We report a previously reported homozygous likely pathogenic variant in PGAP3 associated with unusual clinical presentation of HPRMS4. Our patient presented at birth with bilateral primary congenital glaucoma corrected at the age of 3 months. Knaus et al. [8] reported our variant previously in one patient with severe global developmental delay and elevated alkaline phosphatase levels. Our patients with bilateral glaucoma had cleft palates, which is an extremely common congenital abnormality, as it was diagnosed in >60% of cases of HPMRS type-4 disease. Other well-known syndromic causes of glaucoma include Stickler syndrome, osteogenesis imperfecta, and Aicardi–Goutieres syndrome. In addition to the known syndromes, these findings always had a classic and clear phenotype.

Congenital glaucoma is predominantly found in small families, which causes difficulties in studying the genetics of this disease.
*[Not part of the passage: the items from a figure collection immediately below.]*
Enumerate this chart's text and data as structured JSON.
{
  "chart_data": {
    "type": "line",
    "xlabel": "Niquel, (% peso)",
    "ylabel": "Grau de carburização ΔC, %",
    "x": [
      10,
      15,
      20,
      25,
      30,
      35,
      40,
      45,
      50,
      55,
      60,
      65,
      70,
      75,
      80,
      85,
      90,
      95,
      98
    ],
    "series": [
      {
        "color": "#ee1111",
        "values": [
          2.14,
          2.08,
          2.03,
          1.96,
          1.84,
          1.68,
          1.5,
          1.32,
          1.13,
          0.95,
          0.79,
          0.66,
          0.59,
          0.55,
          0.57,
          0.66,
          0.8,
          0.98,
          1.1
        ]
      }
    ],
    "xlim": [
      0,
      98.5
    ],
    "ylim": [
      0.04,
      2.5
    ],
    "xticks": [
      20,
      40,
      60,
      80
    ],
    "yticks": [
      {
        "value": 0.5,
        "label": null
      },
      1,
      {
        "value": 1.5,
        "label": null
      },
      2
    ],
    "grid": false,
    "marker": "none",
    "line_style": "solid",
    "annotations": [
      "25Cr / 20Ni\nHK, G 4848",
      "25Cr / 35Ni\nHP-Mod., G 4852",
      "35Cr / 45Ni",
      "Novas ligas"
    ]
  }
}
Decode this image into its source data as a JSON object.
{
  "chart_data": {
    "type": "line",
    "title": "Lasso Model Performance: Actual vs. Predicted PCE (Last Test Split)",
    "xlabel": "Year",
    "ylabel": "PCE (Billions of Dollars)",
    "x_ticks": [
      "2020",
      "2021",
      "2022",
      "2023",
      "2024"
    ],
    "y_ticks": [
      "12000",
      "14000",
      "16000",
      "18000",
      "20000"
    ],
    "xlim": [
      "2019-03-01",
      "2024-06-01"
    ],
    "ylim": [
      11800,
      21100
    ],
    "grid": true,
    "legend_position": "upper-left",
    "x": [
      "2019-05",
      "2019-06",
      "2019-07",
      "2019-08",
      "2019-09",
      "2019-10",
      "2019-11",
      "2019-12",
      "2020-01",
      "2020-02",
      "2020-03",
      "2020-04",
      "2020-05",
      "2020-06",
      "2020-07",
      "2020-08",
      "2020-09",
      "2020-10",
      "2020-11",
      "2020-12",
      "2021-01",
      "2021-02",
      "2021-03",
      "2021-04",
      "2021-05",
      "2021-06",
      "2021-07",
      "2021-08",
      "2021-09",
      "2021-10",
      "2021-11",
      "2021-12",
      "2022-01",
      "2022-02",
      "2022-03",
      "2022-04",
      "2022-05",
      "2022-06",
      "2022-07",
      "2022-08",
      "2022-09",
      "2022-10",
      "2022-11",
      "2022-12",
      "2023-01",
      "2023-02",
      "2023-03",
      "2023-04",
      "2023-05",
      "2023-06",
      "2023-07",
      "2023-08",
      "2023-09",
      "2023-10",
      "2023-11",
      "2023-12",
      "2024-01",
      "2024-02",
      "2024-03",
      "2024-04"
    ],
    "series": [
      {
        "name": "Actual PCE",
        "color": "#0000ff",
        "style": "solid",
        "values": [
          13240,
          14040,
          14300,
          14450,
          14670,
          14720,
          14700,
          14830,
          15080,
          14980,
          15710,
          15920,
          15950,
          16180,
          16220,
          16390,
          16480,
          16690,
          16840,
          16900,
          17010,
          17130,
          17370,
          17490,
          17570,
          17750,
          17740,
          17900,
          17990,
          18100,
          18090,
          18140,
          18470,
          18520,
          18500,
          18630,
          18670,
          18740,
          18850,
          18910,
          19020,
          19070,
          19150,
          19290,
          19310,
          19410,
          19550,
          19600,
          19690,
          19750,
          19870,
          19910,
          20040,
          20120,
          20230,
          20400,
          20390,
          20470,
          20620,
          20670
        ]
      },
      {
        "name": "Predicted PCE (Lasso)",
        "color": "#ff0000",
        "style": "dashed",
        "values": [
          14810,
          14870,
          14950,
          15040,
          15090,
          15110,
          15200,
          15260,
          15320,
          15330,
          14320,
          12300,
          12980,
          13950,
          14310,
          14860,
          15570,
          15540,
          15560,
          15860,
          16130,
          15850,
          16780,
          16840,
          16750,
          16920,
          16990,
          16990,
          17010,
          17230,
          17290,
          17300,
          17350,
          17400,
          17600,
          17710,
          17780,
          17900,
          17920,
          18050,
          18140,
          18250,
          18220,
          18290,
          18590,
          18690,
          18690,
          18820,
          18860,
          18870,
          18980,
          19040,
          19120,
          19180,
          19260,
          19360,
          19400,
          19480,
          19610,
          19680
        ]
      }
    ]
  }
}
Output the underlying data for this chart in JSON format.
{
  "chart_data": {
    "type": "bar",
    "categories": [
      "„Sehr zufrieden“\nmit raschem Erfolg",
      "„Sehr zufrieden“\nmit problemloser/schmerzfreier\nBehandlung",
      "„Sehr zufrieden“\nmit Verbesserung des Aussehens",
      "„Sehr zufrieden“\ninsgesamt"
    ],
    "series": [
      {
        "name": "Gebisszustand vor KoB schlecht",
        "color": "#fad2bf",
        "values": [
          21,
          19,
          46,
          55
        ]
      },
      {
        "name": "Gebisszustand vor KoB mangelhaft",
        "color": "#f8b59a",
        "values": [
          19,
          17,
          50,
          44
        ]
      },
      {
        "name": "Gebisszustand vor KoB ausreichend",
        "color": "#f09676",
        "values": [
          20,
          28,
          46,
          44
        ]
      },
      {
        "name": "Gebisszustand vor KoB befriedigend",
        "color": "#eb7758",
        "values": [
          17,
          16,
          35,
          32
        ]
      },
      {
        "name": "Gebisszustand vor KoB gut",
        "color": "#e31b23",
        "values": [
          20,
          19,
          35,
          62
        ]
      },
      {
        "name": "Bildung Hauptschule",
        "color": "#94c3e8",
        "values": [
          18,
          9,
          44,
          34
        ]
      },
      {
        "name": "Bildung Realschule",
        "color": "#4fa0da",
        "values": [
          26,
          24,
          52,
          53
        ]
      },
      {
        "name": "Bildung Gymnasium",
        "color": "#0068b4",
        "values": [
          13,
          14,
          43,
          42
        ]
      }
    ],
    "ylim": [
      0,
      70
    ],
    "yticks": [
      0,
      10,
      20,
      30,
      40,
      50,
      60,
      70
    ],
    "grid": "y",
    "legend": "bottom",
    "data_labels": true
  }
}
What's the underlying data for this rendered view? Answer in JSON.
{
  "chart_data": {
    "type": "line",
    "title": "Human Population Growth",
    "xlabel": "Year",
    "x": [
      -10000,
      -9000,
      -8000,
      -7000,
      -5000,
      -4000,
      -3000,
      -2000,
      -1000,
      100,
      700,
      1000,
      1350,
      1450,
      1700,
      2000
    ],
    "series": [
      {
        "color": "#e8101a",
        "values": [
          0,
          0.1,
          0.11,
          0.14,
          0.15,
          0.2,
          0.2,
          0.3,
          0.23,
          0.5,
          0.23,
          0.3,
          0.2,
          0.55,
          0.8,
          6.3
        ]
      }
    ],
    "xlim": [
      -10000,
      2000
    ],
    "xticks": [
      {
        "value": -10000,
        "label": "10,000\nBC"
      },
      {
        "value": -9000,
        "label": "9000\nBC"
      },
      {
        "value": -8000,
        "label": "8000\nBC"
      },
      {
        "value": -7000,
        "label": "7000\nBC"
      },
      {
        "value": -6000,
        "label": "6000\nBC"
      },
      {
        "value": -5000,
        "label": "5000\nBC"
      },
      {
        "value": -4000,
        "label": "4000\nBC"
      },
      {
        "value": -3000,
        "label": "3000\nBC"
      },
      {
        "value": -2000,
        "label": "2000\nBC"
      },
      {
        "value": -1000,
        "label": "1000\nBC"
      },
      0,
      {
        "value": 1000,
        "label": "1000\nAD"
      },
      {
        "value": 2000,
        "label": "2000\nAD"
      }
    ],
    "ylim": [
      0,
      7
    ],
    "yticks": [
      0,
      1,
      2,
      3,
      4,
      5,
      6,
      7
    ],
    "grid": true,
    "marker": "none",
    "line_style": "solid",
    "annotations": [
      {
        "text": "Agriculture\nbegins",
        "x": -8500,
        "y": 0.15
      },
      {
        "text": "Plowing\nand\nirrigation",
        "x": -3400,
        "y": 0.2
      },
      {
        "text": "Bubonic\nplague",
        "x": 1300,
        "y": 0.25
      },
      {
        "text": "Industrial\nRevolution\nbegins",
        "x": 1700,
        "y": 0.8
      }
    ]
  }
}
Developed techniques, including molecular genetics technology and applications of whole-exome sequencing and next-generation sequencing (NGS), have a significant value for the study of cases of glaucoma, particularly in small families [11]. The elucidation of the pathogenesis of primary congenital glaucoma may be assisted by exploring causative genes, identifying candidate variants, and understanding the functional relevance of these genes and mutations. The second generation or NGS technology has the advantage of being able to analyze short read lengths. With developments in genetic sequencing technology, it may be possible to reach a final molecular diagnosis for all cases presented with congenital glaucoma.

4. Conclusion

We report an unusual presentation for HPMRS type 4 and suggest adding this syndrome to the list of differential diagnoses of syndromic congenital glaucoma.

Data Availability

The data supporting the current study are available from the corresponding author upon request.

Conflicts of Interest

The authors declare that they have no conflicts of interest.